Else, defragment are completely useless and has a big risk of decreasing the life length of your harddrive.
What it does is;
If you delete a file on your computer (in Windows), it doesn't disappear, Windows just stops "identifying" it.
Your harddrive doesn't really increase in space, it just says so.
Because when you save a file at the same spot, it overwrites the old file.
If you don't save a file there, well then in Windows, theres a hole there.

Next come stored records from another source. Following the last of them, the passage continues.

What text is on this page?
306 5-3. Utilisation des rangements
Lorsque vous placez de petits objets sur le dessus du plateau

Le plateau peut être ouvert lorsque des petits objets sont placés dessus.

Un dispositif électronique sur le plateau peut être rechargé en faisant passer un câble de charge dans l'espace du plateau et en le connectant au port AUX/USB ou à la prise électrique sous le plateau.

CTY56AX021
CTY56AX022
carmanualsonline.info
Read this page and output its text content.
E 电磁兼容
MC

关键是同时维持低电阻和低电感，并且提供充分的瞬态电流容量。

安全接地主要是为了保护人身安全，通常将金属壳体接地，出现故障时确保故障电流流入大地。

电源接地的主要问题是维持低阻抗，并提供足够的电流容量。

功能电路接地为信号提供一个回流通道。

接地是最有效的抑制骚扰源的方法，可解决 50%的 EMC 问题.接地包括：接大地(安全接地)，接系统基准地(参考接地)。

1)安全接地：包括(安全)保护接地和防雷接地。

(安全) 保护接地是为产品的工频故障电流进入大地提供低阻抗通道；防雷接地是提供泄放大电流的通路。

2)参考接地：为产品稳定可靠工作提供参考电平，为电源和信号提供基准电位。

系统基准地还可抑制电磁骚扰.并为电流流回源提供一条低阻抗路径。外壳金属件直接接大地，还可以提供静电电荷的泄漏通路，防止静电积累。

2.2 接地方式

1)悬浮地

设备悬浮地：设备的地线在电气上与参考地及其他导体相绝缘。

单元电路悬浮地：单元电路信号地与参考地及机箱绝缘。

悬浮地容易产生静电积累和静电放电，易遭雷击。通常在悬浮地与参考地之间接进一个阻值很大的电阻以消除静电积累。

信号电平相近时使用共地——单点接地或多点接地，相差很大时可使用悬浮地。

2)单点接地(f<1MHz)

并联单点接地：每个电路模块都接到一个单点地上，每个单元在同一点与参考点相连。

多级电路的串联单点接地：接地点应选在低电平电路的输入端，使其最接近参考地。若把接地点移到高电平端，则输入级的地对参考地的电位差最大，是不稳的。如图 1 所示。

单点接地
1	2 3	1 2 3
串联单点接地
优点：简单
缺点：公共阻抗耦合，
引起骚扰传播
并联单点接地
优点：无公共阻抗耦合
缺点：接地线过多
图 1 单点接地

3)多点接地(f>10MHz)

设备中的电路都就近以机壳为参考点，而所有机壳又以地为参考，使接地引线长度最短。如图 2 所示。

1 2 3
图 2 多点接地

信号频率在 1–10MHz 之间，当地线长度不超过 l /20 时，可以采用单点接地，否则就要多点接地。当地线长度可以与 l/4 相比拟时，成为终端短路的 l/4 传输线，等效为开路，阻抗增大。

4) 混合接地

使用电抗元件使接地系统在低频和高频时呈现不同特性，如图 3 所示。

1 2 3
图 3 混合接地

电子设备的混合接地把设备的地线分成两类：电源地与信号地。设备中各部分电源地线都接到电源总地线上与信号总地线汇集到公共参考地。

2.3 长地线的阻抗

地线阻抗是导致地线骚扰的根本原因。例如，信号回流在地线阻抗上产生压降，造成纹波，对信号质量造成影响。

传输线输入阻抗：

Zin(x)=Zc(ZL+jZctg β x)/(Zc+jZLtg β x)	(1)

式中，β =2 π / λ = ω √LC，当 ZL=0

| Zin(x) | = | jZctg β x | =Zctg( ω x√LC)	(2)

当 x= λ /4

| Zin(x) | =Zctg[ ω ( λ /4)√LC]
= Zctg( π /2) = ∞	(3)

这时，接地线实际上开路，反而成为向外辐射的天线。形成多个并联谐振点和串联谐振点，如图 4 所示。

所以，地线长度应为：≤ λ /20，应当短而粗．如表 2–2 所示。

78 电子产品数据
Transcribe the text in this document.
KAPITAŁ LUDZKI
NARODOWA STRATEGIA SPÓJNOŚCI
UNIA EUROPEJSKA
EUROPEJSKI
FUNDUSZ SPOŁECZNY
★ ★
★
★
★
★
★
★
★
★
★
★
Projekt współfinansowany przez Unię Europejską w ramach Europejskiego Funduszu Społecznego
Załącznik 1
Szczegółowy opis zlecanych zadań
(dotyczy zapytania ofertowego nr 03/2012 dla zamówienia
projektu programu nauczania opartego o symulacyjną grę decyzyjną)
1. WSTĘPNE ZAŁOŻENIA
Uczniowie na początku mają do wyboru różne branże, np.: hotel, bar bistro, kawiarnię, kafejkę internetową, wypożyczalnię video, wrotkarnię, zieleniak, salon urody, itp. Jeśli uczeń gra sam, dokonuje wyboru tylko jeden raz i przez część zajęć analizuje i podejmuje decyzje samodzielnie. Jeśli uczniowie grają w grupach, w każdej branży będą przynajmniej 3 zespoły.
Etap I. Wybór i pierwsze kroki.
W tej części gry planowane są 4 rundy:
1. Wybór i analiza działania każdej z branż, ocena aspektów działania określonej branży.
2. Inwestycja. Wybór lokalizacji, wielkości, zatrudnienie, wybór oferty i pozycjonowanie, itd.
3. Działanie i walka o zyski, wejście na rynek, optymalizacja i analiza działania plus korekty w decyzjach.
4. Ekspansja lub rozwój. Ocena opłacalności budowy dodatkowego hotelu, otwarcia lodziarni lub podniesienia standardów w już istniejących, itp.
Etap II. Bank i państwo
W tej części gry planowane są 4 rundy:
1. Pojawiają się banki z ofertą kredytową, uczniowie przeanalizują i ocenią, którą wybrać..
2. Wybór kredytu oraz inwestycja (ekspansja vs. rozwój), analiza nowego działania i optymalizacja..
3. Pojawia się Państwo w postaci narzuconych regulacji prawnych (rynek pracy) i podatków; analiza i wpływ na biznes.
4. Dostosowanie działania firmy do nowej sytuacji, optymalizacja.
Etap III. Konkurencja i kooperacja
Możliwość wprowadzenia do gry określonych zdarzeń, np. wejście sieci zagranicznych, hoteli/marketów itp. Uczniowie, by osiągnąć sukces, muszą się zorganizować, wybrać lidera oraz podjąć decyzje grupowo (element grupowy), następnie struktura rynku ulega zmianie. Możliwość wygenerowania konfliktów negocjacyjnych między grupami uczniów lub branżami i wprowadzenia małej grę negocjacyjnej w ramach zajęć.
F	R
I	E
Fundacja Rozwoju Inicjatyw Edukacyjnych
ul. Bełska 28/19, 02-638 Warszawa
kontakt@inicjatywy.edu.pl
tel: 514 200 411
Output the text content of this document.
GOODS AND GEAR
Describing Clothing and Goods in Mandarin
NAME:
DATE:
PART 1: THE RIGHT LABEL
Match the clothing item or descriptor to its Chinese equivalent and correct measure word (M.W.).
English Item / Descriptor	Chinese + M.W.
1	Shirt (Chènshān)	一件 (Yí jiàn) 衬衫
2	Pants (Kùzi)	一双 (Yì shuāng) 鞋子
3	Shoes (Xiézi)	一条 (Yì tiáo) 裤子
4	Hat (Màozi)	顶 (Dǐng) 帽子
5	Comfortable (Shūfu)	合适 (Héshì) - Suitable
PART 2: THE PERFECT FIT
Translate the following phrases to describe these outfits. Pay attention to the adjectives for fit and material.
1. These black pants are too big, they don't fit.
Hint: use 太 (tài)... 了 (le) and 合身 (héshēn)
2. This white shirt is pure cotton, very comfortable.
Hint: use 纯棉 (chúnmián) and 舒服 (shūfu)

I'll try to show this "graphically".
F = File
? = Hole
F?F?F?FFF?F?FF?F?FFF?FF?F?FFF?F
Defragment tries to move these into order.
FFFFFF???FFFFFFFFF?????????
This was usefull long ago, but the harddrives we have today takes no harm of these holes, it goes as fast as it does normally.
Also, about peoples pings.
If you were running XP with a steady ping, and now you're on Windows 7 with a jumping ping.
A service installed, called multimedia something, sends something every 5-10seconds in 10kb/s standard.
Disabling it wouldn't be the best way to go, so someone found a registry hack to do this.
The value = 10, by a hex code. If we change it to FFFFFFF, it would mean Disabled (0xffffff).
As I'm nice today, you people who are just lazy or never used regedit before, I've made a .reg file for you (If you're running Windows 7).
1.
Download.
2. Double click.
3. Hit yes.
4. Reboot (so the service restarts).
And no, it's not a virus. Just open the .reg file in notepad and you'll see it's a simple export.